You can probably go back at least another 100 years. I’ve never looked at it closely, but wouldn’t be surprised to learn that the nation’s first fire department, championed by Ben Franklin, had some proto-cause marketing aspects to it.
How does cause marketing differ from corporate philanthropy?
Let me say first that I don’t think this should be an either/or proposition. Responsible companies ought to do both.

As far as differences go, cause marketing is more promotional than corporate philanthropy. And there’s more of a sense of a partnership and mutual benefit.

Corporate philanthropy tends to be run out a company’s foundation while cause marketing is usually run out of a company’s marketing department. It seems like a small distinction, but it’s not.

By tying cause marketing to the marketing function it ends up being more of a business partnership among equals than a charity with their hat in their hands. Plus there are goals and objectives in a cause marketing promotion that are mostly absent in corporate philanthropy.

There’s a few more differences. The funds generated in cause marketing efforts frequently come from consumers directly, so what a company is giving, fundamentally, is access to its customers. Because of the democratic way the funds are generated they represent unrestricted money for the cause, which is very valuable to causes. Cause marketing is generally done by companies that face consumers.

Also, there are some practical limits to number of causes a single company could do cause marketing with.
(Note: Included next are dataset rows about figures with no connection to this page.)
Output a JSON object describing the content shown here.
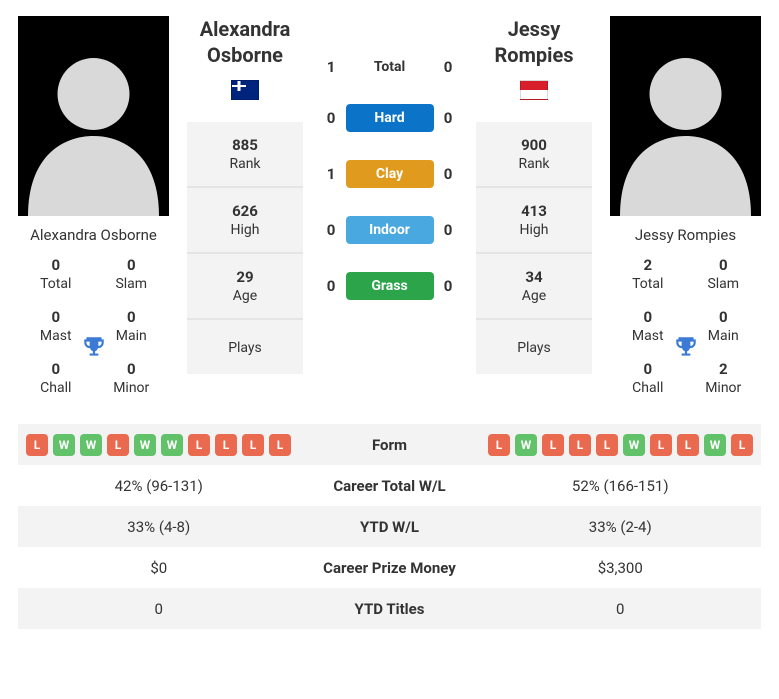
{
  "p1": {
    "name": "Alexandra Osborne",
    "country": "Australia",
    "flag_class": "flag-aus",
    "rank": "885",
    "rank_label": "Rank",
    "high": "626",
    "high_label": "High",
    "age": "29",
    "age_label": "Age",
    "plays_label": "Plays",
    "titles": {
      "total": "0",
      "total_label": "Total",
      "slam": "0",
      "slam_label": "Slam",
      "mast": "0",
      "mast_label": "Mast",
      "main": "0",
      "main_label": "Main",
      "chall": "0",
      "chall_label": "Chall",
      "minor": "0",
      "minor_label": "Minor"
    }
  },
  "p2": {
    "name": "Jessy Rompies",
    "country": "Indonesia",
    "flag_class": "flag-idn",
    "rank": "900",
    "rank_label": "Rank",
    "high": "413",
    "high_label": "High",
    "age": "34",
    "age_label": "Age",
    "plays_label": "Plays",
    "titles": {
      "total": "2",
      "total_label": "Total",
      "slam": "0",
      "slam_label": "Slam",
      "mast": "0",
      "mast_label": "Mast",
      "main": "0",
      "main_label": "Main",
      "chall": "0",
      "chall_label": "Chall",
      "minor": "2",
      "minor_label": "Minor"
    }
  },
  "h2h": {
    "total_label": "Total",
    "hard_label": "Hard",
    "clay_label": "Clay",
    "indoor_label": "Indoor",
    "grass_label": "Grass",
    "p1": {
      "total": "1",
      "hard": "0",
      "clay": "1",
      "indoor": "0",
      "grass": "0"
    },
    "p2": {
      "total": "0",
      "hard": "0",
      "clay": "0",
      "indoor": "0",
      "grass": "0"
    }
  },
  "colors": {
    "hard": "#0b74c9",
    "clay": "#e09a1d",
    "indoor": "#4aa8e0",
    "grass": "#2ca54a",
    "win": "#61c26a",
    "loss": "#e96a4f",
    "trophy": "#3b7bd6",
    "stat_bg": "#f3f3f3"
  },
  "form": {
    "label": "Form",
    "p1": [
      "L",
      "W",
      "W",
      "L",
      "W",
      "W",
      "L",
      "L",
      "L",
      "L"
    ],
    "p2": [
      "L",
      "W",
      "L",
      "L",
      "L",
      "W",
      "L",
      "L",
      "W",
      "L"
    ]
  },
  "table": {
    "rows": [
      {
        "label": "Career Total W/L",
        "p1": "42% (96-131)",
        "p2": "52% (166-151)"
      },
      {
        "label": "YTD W/L",
        "p1": "33% (4-8)",
        "p2": "33% (2-4)"
      },
      {
        "label": "Career Prize Money",
        "p1": "$0",
        "p2": "$3,300"
      },
      {
        "label": "YTD Titles",
        "p1": "0",
        "p2": "0"
      }
    ]
  }
}
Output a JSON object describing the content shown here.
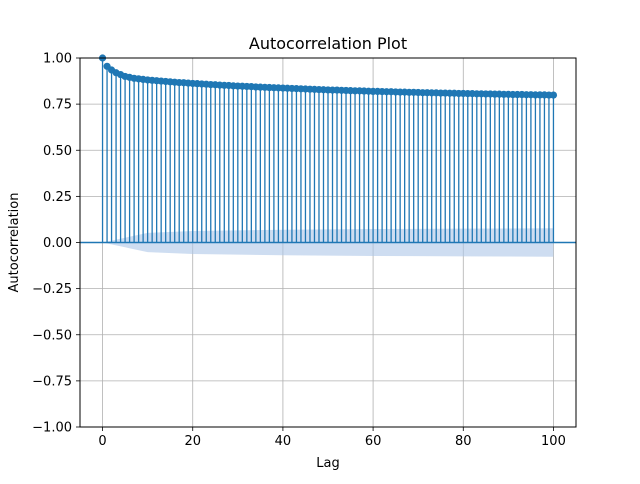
{
  "chart_data": {
    "type": "stem",
    "title": "Autocorrelation Plot",
    "xlabel": "Lag",
    "ylabel": "Autocorrelation",
    "xlim": [
      -5,
      105
    ],
    "ylim": [
      -1.0,
      1.0
    ],
    "xticks": [
      0,
      20,
      40,
      60,
      80,
      100
    ],
    "xtick_labels": [
      "0",
      "20",
      "40",
      "60",
      "80",
      "100"
    ],
    "yticks": [
      -1.0,
      -0.75,
      -0.5,
      -0.25,
      0.0,
      0.25,
      0.5,
      0.75,
      1.0
    ],
    "ytick_labels": [
      "−1.00",
      "−0.75",
      "−0.50",
      "−0.25",
      "0.00",
      "0.25",
      "0.50",
      "0.75",
      "1.00"
    ],
    "grid": true,
    "colors": {
      "stem": "#1f77b4",
      "band": "#aec7e8",
      "grid": "#b0b0b0"
    },
    "series": [
      {
        "x": [
          0,
          1,
          2,
          3,
          4,
          5,
          6,
          7,
          8,
          9,
          10,
          11,
          12,
          13,
          14,
          15,
          16,
          17,
          18,
          19,
          20,
          21,
          22,
          23,
          24,
          25,
          26,
          27,
          28,
          29,
          30,
          31,
          32,
          33,
          34,
          35,
          36,
          37,
          38,
          39,
          40,
          41,
          42,
          43,
          44,
          45,
          46,
          47,
          48,
          49,
          50,
          51,
          52,
          53,
          54,
          55,
          56,
          57,
          58,
          59,
          60,
          61,
          62,
          63,
          64,
          65,
          66,
          67,
          68,
          69,
          70,
          71,
          72,
          73,
          74,
          75,
          76,
          77,
          78,
          79,
          80,
          81,
          82,
          83,
          84,
          85,
          86,
          87,
          88,
          89,
          90,
          91,
          92,
          93,
          94,
          95,
          96,
          97,
          98,
          99,
          100
        ],
        "values": [
          1.0,
          0.955,
          0.935,
          0.92,
          0.91,
          0.9,
          0.895,
          0.89,
          0.887,
          0.884,
          0.881,
          0.879,
          0.877,
          0.875,
          0.873,
          0.871,
          0.869,
          0.867,
          0.866,
          0.864,
          0.862,
          0.861,
          0.859,
          0.858,
          0.856,
          0.855,
          0.853,
          0.852,
          0.851,
          0.849,
          0.848,
          0.847,
          0.846,
          0.845,
          0.843,
          0.842,
          0.841,
          0.84,
          0.839,
          0.838,
          0.837,
          0.836,
          0.835,
          0.834,
          0.833,
          0.832,
          0.831,
          0.83,
          0.829,
          0.828,
          0.827,
          0.826,
          0.826,
          0.825,
          0.824,
          0.823,
          0.822,
          0.822,
          0.821,
          0.82,
          0.819,
          0.819,
          0.818,
          0.817,
          0.817,
          0.816,
          0.815,
          0.815,
          0.814,
          0.814,
          0.813,
          0.812,
          0.812,
          0.811,
          0.811,
          0.81,
          0.81,
          0.809,
          0.809,
          0.808,
          0.808,
          0.807,
          0.807,
          0.806,
          0.806,
          0.805,
          0.805,
          0.804,
          0.804,
          0.803,
          0.803,
          0.802,
          0.802,
          0.802,
          0.801,
          0.801,
          0.8,
          0.8,
          0.8,
          0.799,
          0.799
        ]
      }
    ],
    "confidence_band": {
      "x": [
        0,
        10,
        20,
        30,
        40,
        50,
        60,
        70,
        80,
        90,
        100
      ],
      "upper": [
        0.0,
        0.052,
        0.062,
        0.066,
        0.069,
        0.071,
        0.073,
        0.074,
        0.075,
        0.076,
        0.077
      ],
      "lower": [
        0.0,
        -0.052,
        -0.062,
        -0.066,
        -0.069,
        -0.071,
        -0.073,
        -0.074,
        -0.075,
        -0.076,
        -0.077
      ]
    }
  }
}
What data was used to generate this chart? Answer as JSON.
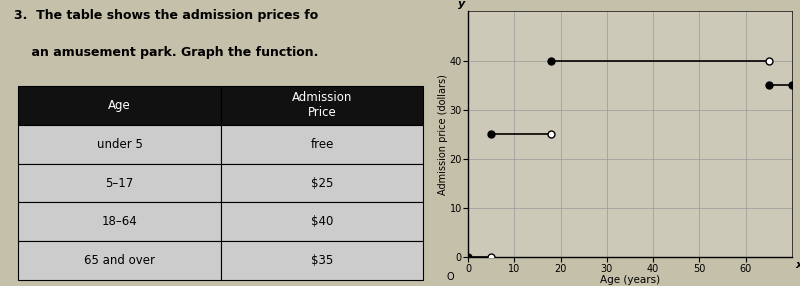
{
  "title_line1": "3.  The table shows the admission prices fo",
  "title_line2": "    an amusement park. Graph the function.",
  "table": {
    "headers": [
      "Age",
      "Admission\nPrice"
    ],
    "rows": [
      [
        "under 5",
        "free"
      ],
      [
        "5–17",
        "$25"
      ],
      [
        "18–64",
        "$40"
      ],
      [
        "65 and over",
        "$35"
      ]
    ],
    "header_bg": "#111111",
    "header_fg": "#ffffff",
    "row_bg": "#cccccc",
    "row_fg": "#000000",
    "border_color": "#000000"
  },
  "graph": {
    "xlabel": "Age (years)",
    "ylabel": "Admission price (dollars)",
    "xlim": [
      0,
      70
    ],
    "ylim": [
      0,
      50
    ],
    "xticks": [
      0,
      10,
      20,
      30,
      40,
      50,
      60
    ],
    "yticks": [
      0,
      10,
      20,
      30,
      40
    ],
    "bg_color": "#cdc9b8",
    "grid_color": "#999999",
    "segments": [
      {
        "x_start": 0,
        "x_end": 5,
        "y": 0,
        "left_closed": true,
        "right_closed": false
      },
      {
        "x_start": 5,
        "x_end": 18,
        "y": 25,
        "left_closed": true,
        "right_closed": false
      },
      {
        "x_start": 18,
        "x_end": 65,
        "y": 40,
        "left_closed": true,
        "right_closed": false
      },
      {
        "x_start": 65,
        "x_end": 70,
        "y": 35,
        "left_closed": true,
        "right_closed": true
      }
    ],
    "line_color": "#000000",
    "dot_filled_color": "#000000",
    "dot_open_color": "#ffffff",
    "dot_size": 5
  },
  "fig_bg": "#c5c0aa"
}
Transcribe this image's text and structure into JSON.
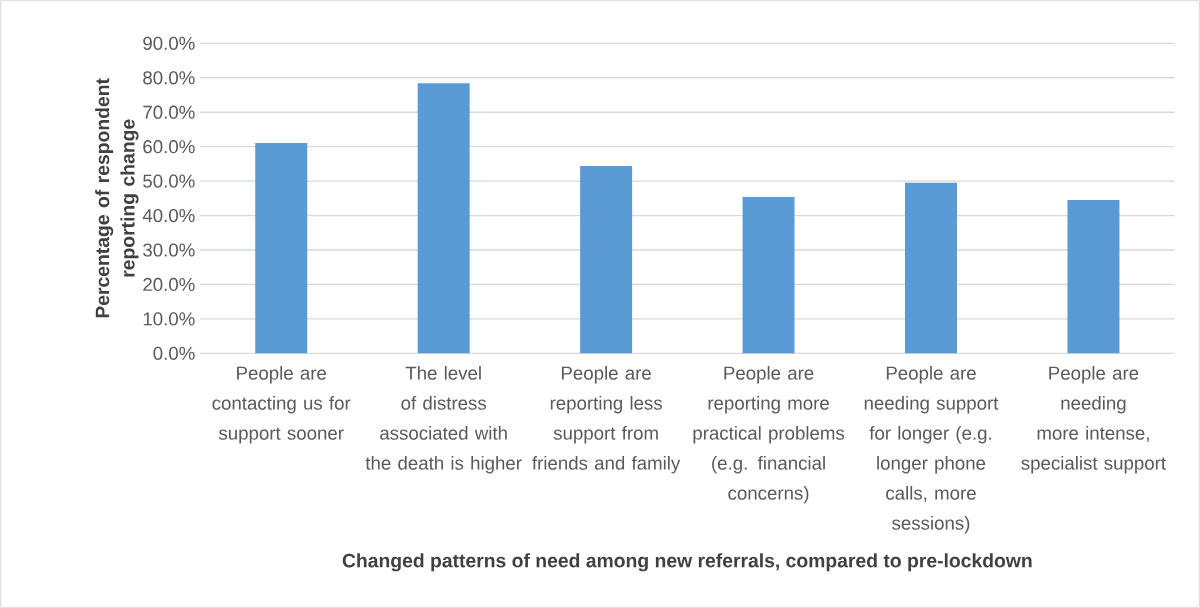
{
  "chart_data": {
    "type": "bar",
    "xlabel": "Changed patterns of need among new referrals, compared to pre-lockdown",
    "ylabel": "Percentage of respondent reporting change",
    "categories": [
      "People are contacting us for support sooner",
      "The level of distress associated with the death is higher",
      "People are reporting less support from friends and family",
      "People are reporting more practical problems (e.g. financial concerns)",
      "People are needing support for longer (e.g. longer phone calls, more sessions)",
      "People are needing more intense, specialist support"
    ],
    "values": [
      61.1,
      78.4,
      54.4,
      45.4,
      49.5,
      44.5
    ],
    "color": "#5b9bd5",
    "ylim": [
      0,
      90
    ],
    "yticks": [
      {
        "value": 0,
        "label": "0.0%"
      },
      {
        "value": 10,
        "label": "10.0%"
      },
      {
        "value": 20,
        "label": "20.0%"
      },
      {
        "value": 30,
        "label": "30.0%"
      },
      {
        "value": 40,
        "label": "40.0%"
      },
      {
        "value": 50,
        "label": "50.0%"
      },
      {
        "value": 60,
        "label": "60.0%"
      },
      {
        "value": 70,
        "label": "70.0%"
      },
      {
        "value": 80,
        "label": "80.0%"
      },
      {
        "value": 90,
        "label": "90.0%"
      }
    ],
    "grid": "y"
  }
}
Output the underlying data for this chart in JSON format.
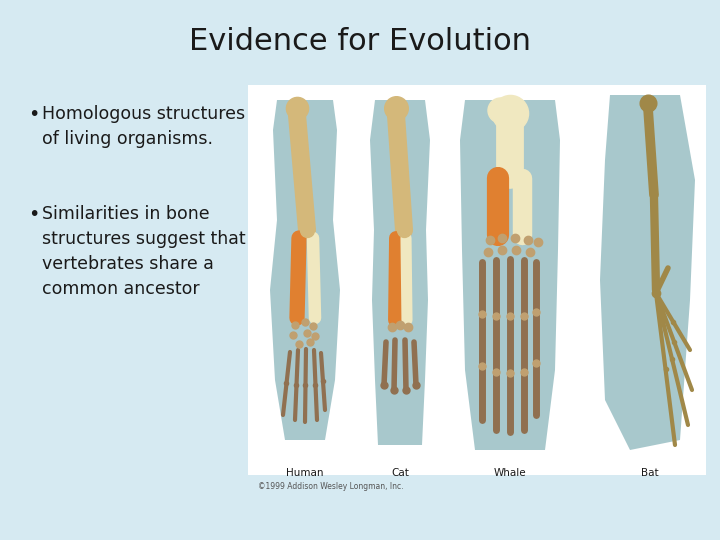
{
  "title": "Evidence for Evolution",
  "title_fontsize": 22,
  "title_color": "#1a1a1a",
  "background_color": "#d6eaf2",
  "bullet_points": [
    "Homologous structures\nof living organisms.",
    "Similarities in bone\nstructures suggest that\nvertebrates share a\ncommon ancestor"
  ],
  "bullet_fontsize": 12.5,
  "bullet_color": "#1a1a1a",
  "labels": [
    "Human",
    "Cat",
    "Whale",
    "Bat"
  ],
  "label_fontsize": 7.5,
  "copyright": "©1999 Addison Wesley Longman, Inc.",
  "blob_color": "#a8c8cc",
  "panel_bg": "#ffffff",
  "humerus_color": "#d4b87a",
  "radius_color": "#e08030",
  "ulna_color": "#f0e8c0",
  "carpal_color": "#c0a070",
  "finger_color": "#907050",
  "bat_bone_color": "#a08848"
}
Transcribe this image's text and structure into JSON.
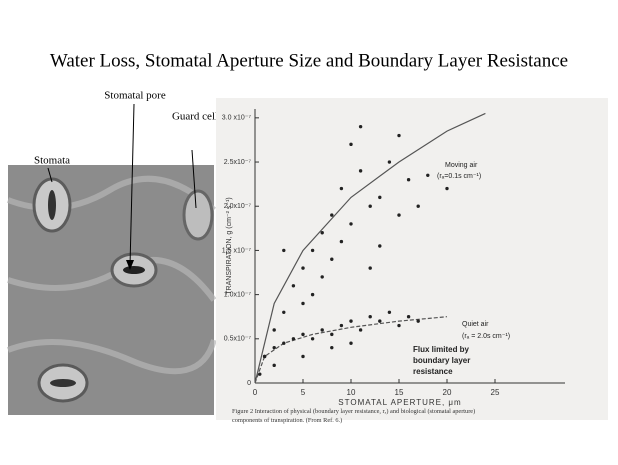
{
  "slide": {
    "title": "Water Loss, Stomatal Aperture Size and Boundary Layer Resistance",
    "photo_labels": [
      "Stomatal pore",
      "Stomata",
      "Guard cell"
    ]
  },
  "chart_data": {
    "type": "scatter",
    "xlabel": "STOMATAL APERTURE, μm",
    "ylabel": "TRANSPIRATION, g (cm⁻² s⁻¹)",
    "xlim": [
      0,
      30
    ],
    "ylim": [
      0,
      3.1e-07
    ],
    "xticks": [
      0,
      5,
      10,
      15,
      20,
      25
    ],
    "yticks": [
      0,
      {
        "value": 5e-08,
        "label": "0.5x10⁻⁷"
      },
      {
        "value": 1e-07,
        "label": "1.0x10⁻⁷"
      },
      {
        "value": 1.5e-07,
        "label": "1.5 x10⁻⁷"
      },
      {
        "value": 2e-07,
        "label": "2.0x10⁻⁷"
      },
      {
        "value": 2.5e-07,
        "label": "2.5x10⁻⁷"
      },
      {
        "value": 3e-07,
        "label": "3.0 x10⁻⁷"
      }
    ],
    "series": [
      {
        "color": "#222222",
        "x": [
          1,
          2,
          3,
          4,
          5,
          5,
          6,
          7,
          7,
          8,
          8,
          9,
          9,
          10,
          10,
          11,
          11,
          12,
          12,
          13,
          13,
          14,
          15,
          15,
          16,
          17,
          18,
          20,
          3,
          6
        ],
        "values": [
          3e-08,
          6e-08,
          8e-08,
          1.1e-07,
          1.3e-07,
          9e-08,
          1.5e-07,
          1.2e-07,
          1.7e-07,
          1.9e-07,
          1.4e-07,
          1.6e-07,
          2.2e-07,
          2.7e-07,
          1.8e-07,
          2.9e-07,
          2.4e-07,
          2e-07,
          1.3e-07,
          2.1e-07,
          1.55e-07,
          2.5e-07,
          2.8e-07,
          1.9e-07,
          2.3e-07,
          2e-07,
          2.35e-07,
          2.2e-07,
          1.5e-07,
          1e-07
        ]
      },
      {
        "color": "#222222",
        "x": [
          0.5,
          1,
          2,
          3,
          4,
          5,
          6,
          7,
          8,
          9,
          10,
          11,
          12,
          13,
          14,
          15,
          16,
          17,
          5,
          8,
          10,
          2
        ],
        "values": [
          1e-08,
          3e-08,
          4e-08,
          4.5e-08,
          5e-08,
          5.5e-08,
          5e-08,
          6e-08,
          5.5e-08,
          6.5e-08,
          7e-08,
          6e-08,
          7.5e-08,
          7e-08,
          8e-08,
          6.5e-08,
          7.5e-08,
          7e-08,
          3e-08,
          4e-08,
          4.5e-08,
          2e-08
        ]
      }
    ],
    "curves": [
      {
        "x": [
          0,
          2,
          5,
          10,
          15,
          20,
          24
        ],
        "values": [
          0,
          9e-08,
          1.5e-07,
          2.1e-07,
          2.5e-07,
          2.85e-07,
          3.05e-07
        ]
      },
      {
        "x": [
          0,
          1,
          3,
          6,
          10,
          15,
          20
        ],
        "values": [
          0,
          3e-08,
          4.5e-08,
          5.5e-08,
          6.3e-08,
          7e-08,
          7.5e-08
        ]
      }
    ],
    "annotations": [
      "Moving air",
      "(rₐ=0.1s cm⁻¹)",
      "Quiet air",
      "(rₐ = 2.0s cm⁻¹)",
      "Flux limited by",
      "boundary layer",
      "resistance"
    ],
    "caption": "Figure 2  Interaction of physical (boundary layer resistance, rₐ) and biological (stomatal aperture) components of transpiration. (From Ref. 6.)"
  }
}
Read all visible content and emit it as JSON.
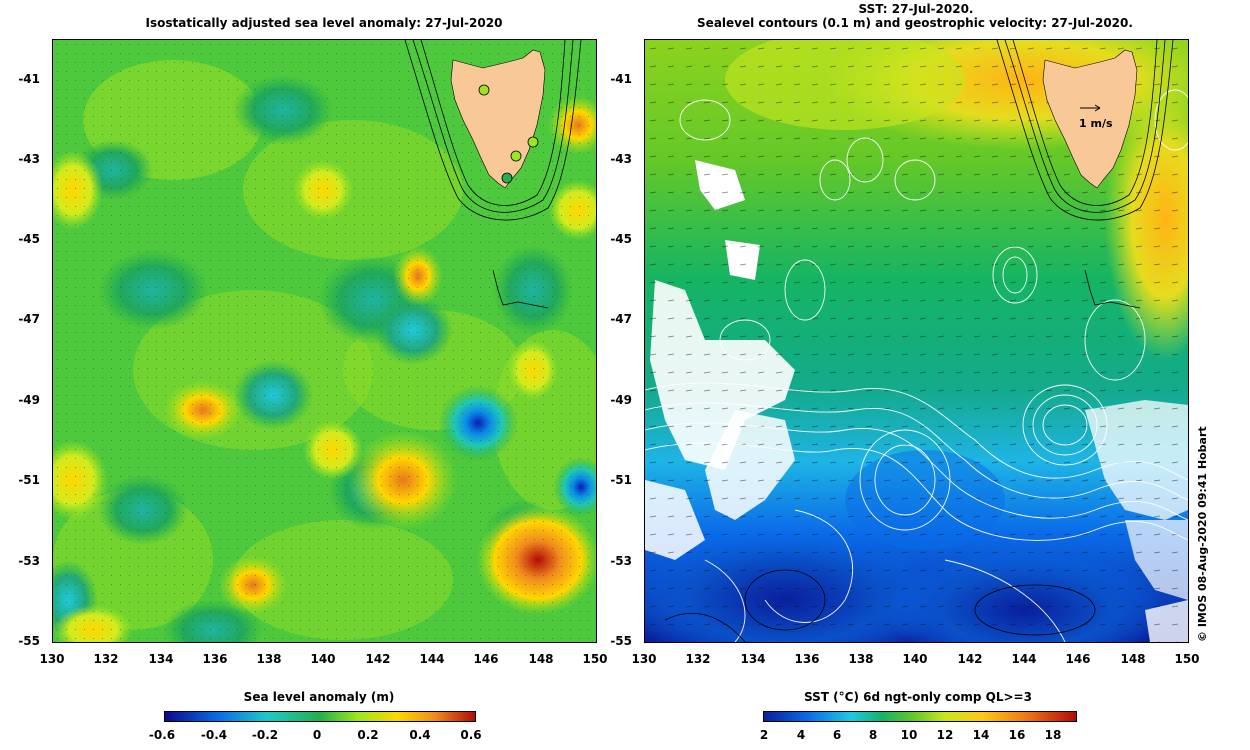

But a well-funded corporate foundation might mail checks to hundreds of charities a year.

Finally, a well-conceived and well-executed cause marketing campaign can generate millions of dollars in a year. By contrast, the only corporate foundations with the wherewithal to grant $1 million in the same year are almost certainly associated with Fortune 500 level companies.
Why is cause marketing gaining in popularity?
The short answer is the consumer. The modern consumer zeitgeist is that companies ought to be involved in the important causes of the day. Since the balance of power has shifted from companies to consumers over the last decade or so, companies have little choice except to meet their customer’s expectations and engage in cause marketing. And it’s a virtuous cycle. Studies show that even with all the cause marketing we see today, the public expects more.
What are the benefits of cause marketing for the sponsors and the charity?
There are basically five benefits for sponsors: 1). Cause marketing can directly enhance sponsor sales and brand. 2). Cause marketing can heighten customer loyalty. 3). Cause marketing can boost a company's public image and helps distinguish it from the competition. I would add that it can also give corporate PR officers a new story to tell. 4). Cause marketing can help build employee morale and loyalty. 5). Cause marketing can improve employee productivity, skills and teamwork.

For causes the practice offers several benefits as well: 1). Unrestricted dollars. 2). Branding paid for by someone else. 3). Positive association with better known brands.
What are some characteristics of good cause marketing campaigns – and bad ones?
Good cause marketing has several earmarks. The promotion can be easily understood. The relationship between the sponsor and the cause makes some kind of logical sense. The promotion is transparent and open. And they communicate throughout. Not just when they start. The best have a little something extra in the promotion that compels people to participate. I borrowed film director Alfred Hitchcock’s word and call it a McGuffin, or an element that makes people want to act.
I do an annual best and worst cause marketing list on my blog which is very popular. Campaigns end up on the ‘worst’ list because they lack transparency, they use bad judgment, are dishonest, overly-complicated, obtuse, or there’s just something weasely about them.